Une entrevue avec Alain Finkielkraut

Alain Finkielkraut

Dans un livre coup de poing d’une très grande érudition, L’Identité malheureuse (Éditions Stock), le réputé philosophe et essayiste  Alain Finkielkraut étaye un vibrant plaidoyer en faveur de l’Identité nationale française, qu’il estime être aujourd’hui “en pleine déliquescence”.

Depuis sa parution cet automne, L’Identité malheureuse, qui trône dans toutes les listes de best-sellers en langue française -catégorie “Essais”-, n’a cessé de susciter des débats virulents en France.

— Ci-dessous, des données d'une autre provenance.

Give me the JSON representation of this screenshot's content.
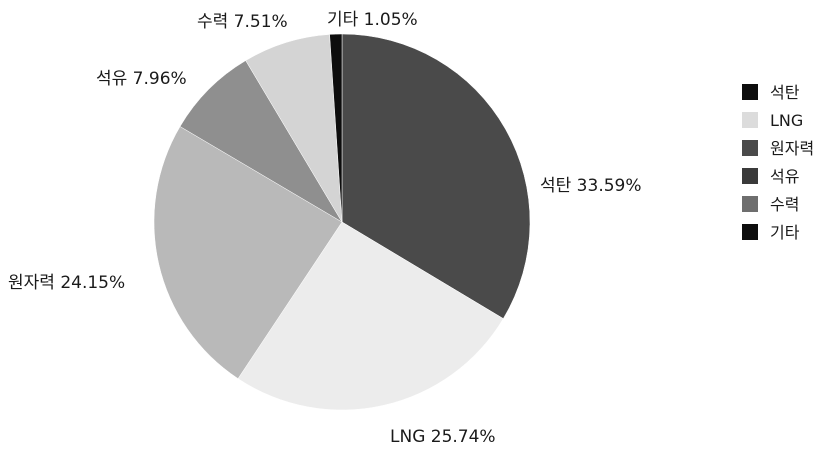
{
  "chart_data": {
    "type": "pie",
    "title": "",
    "unit": "%",
    "legend_position": "right",
    "slices": [
      {
        "name": "석탄",
        "value": 33.59,
        "label": "석탄 33.59%",
        "color": "#4a4a4a"
      },
      {
        "name": "LNG",
        "value": 25.74,
        "label": "LNG 25.74%",
        "color": "#ececec"
      },
      {
        "name": "원자력",
        "value": 24.15,
        "label": "원자력 24.15%",
        "color": "#b9b9b9"
      },
      {
        "name": "석유",
        "value": 7.96,
        "label": "석유 7.96%",
        "color": "#8f8f8f"
      },
      {
        "name": "수력",
        "value": 7.51,
        "label": "수력 7.51%",
        "color": "#d4d4d4"
      },
      {
        "name": "기타",
        "value": 1.05,
        "label": "기타 1.05%",
        "color": "#0d0d0d"
      }
    ],
    "legend": [
      {
        "name": "석탄",
        "color": "#0d0d0d"
      },
      {
        "name": "LNG",
        "color": "#dcdcdc"
      },
      {
        "name": "원자력",
        "color": "#4a4a4a"
      },
      {
        "name": "석유",
        "color": "#3a3a3a"
      },
      {
        "name": "수력",
        "color": "#6e6e6e"
      },
      {
        "name": "기타",
        "color": "#0d0d0d"
      }
    ]
  }
}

La crise de la Laïcité française, la question du port du voile islamique, les grands défis posés par l’Immigration, l’islamophobie, les failles du Multiculturalisme, l’avenir de la Culture francophone, les défis du “vivre-ensemble”, les égarements de la jeunesse… sont quelques-uns des thèmes majeurs, d’une brûlante actualité, qu’Alain Finkielkraut aborde frontalement avec brio dans ce livre anti-politiquement correct.

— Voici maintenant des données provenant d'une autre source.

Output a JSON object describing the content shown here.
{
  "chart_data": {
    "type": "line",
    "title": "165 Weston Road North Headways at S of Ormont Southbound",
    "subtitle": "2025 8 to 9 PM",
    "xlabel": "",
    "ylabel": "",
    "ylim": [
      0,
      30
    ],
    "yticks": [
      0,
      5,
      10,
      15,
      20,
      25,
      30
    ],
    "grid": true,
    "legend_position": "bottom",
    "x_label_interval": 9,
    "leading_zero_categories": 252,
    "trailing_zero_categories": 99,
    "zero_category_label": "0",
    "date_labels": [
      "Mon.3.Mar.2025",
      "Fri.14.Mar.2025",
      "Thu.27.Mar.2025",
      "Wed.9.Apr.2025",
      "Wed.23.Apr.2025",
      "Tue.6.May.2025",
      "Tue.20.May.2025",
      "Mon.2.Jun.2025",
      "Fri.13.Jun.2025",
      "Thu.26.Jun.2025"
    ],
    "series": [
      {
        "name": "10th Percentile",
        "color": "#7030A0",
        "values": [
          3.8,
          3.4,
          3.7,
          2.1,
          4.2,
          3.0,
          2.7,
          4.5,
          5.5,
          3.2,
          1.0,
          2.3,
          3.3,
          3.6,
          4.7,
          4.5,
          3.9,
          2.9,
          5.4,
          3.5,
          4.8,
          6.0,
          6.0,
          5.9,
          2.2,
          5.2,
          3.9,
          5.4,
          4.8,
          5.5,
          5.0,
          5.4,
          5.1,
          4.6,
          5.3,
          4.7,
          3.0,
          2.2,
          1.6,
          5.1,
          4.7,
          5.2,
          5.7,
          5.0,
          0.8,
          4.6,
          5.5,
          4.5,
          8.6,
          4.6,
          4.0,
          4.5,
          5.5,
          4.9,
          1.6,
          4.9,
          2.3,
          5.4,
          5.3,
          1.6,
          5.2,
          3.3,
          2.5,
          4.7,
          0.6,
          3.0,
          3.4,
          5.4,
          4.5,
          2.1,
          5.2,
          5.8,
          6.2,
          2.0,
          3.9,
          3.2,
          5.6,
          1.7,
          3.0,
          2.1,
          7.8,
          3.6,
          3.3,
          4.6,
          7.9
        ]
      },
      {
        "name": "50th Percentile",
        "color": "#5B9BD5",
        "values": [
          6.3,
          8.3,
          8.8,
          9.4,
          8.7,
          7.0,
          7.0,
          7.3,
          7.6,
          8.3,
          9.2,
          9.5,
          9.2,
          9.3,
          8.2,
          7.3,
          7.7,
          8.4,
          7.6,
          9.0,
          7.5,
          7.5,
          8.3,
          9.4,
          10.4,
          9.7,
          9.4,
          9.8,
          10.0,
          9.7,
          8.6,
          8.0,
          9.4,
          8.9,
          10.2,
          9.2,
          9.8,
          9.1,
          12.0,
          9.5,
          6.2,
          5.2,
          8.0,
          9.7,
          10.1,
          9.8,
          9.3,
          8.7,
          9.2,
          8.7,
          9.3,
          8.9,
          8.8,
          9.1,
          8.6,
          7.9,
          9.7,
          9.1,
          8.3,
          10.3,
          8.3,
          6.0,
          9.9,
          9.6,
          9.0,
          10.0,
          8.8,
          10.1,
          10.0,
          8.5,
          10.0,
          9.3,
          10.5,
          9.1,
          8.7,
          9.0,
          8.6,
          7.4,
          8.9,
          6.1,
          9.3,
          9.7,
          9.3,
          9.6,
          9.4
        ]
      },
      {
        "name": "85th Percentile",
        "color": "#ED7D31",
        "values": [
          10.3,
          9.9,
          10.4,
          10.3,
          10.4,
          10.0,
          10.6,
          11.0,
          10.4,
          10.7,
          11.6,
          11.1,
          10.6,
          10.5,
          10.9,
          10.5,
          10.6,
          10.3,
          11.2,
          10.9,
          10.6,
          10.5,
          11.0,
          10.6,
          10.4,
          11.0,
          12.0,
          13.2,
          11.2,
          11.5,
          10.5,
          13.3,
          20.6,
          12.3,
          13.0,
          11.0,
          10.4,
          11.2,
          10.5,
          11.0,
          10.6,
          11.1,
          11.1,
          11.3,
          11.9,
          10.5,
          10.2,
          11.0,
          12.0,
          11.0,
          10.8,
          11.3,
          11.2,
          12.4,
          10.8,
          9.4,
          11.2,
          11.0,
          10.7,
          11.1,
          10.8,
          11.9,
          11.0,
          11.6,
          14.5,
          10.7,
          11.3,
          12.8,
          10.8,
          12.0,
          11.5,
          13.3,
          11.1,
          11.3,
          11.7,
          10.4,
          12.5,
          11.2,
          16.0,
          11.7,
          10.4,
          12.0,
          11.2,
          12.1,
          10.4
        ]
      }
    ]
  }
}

L’Identité malheureuse est un livre très salutaire qui intéressera certainement l’intelligentsia québécoise à un moment charnière où un débat tumultueux sur l’Identité nationale enfièvre aussi les esprits dans la Belle Province.

Fils de survivants de la Shoah, Alain Finkielkraut est l’un des plus importants intellectuels français de sa génération.

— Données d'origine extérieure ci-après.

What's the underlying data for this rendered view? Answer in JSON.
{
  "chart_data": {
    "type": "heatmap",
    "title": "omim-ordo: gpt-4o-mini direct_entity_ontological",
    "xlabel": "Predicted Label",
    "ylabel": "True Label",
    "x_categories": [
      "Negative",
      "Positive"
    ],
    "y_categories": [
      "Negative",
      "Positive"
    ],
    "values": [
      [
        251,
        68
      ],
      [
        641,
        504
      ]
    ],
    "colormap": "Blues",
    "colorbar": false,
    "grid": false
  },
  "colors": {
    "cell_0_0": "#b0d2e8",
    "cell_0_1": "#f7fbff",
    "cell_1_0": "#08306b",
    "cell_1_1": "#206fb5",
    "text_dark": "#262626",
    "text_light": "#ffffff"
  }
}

Depuis 1988, il est Professeur d’Humanité et Sciences sociales à la prestigieuse École Polytechnique de Paris, où il dirige la Chaire de Philosophie -il prendra cette année sa retraite de cette Institution académique.

Alain Finkielkraut est le producteur et l’animateur d’une excellente Émission culturelle, Répliques, diffusée tous les samedis matins sur la Chaîne de Radio française France Culture -www.franceculture.fr/emission-repliques-0. Il commente aussi l’actualité de la semaine tous les dimanches dans une Émission diffusée sur la Radio Communautaire Juive de Paris -R.C.J. 94.8 FM-, L’Esprit de l’Escalier, animée par la journaliste Élisabeth Lévy -www. radiorcj.info/diffusions/lesprit-de-lescalier-8/

Alain Finkielkraut nous a accordé une entrevue. Nous l’avons joint par téléphone à son domicile, à Paris.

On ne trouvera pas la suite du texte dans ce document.